Sasha le dio un empujón leve en el hombro y Valia, para evitar uno más fuerte, salió corriendo hacia el salón. Al notar la mirada de Carolina sobre él, frenó el paso y continuó con un andar digno. Se sentó en su silla, temiendo hasta tocar el tenedor. Sentía que si lo hacía, el fuego volvería a encenderse en su boca. El camarero regresó con el vaso de agua y lo dejó sobre la mesa. Valia frunció el ceño:
—Este plato es demasiado picante. ¿Qué le pusieron?
—Son costillas marinadas con salsa de chile. Nuestro plato más popular entre los hombres.

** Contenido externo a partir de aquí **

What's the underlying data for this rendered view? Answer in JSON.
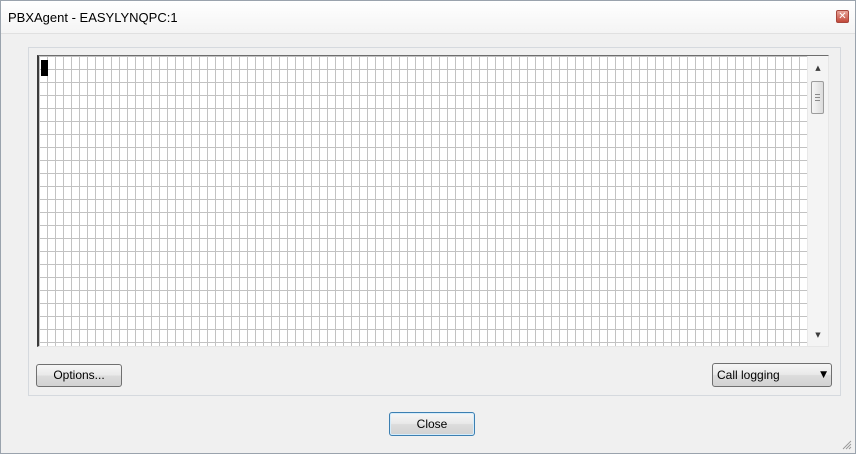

Valia se irguió, intentando parecer viril. Señaló el vaso con el líquido marrón:
—Y esta bebida... ¿también lleva chile?
—No —el camarero sonrió levemente, como dudando de la hombría de Valia—. Es coñac. De cinco estrellas.
Valia resopló. No es de extrañar que supiera tan mal. Solo cinco estrellas. Quizá si le hubieran traído uno de doce, no habría parecido jarabe de farmacia. Cuando el camarero se fue, Valia intentó reanudar la conversación:
—Yo... —sintió que la lengua se le pegaba al paladar. Cada palabra costaba un mundo—. Quería hablar sobre el trabajo.
—Dime —Carolina se recostó en la silla, observándolo con interés. Incluso dejó de comer. Valia no sabía por dónde empezar.
—Bueno... mañana tenemos un reportaje en una escuela —Carolina asintió con la cabeza, sin añadir nada más. El silencio se hizo cada vez más denso. Valia se ahogaba de nervios, los ojos aún le ardían, el picor no se iba de la boca y el cuerpo le dolía. No se le ocurría nada más que decir. Empezó a contar mentalmente los segundos. Al llegar al cuarto, sacudió la cabeza. Eso no ayudaba. El silencio se alargó aún más, volviéndose insoportable.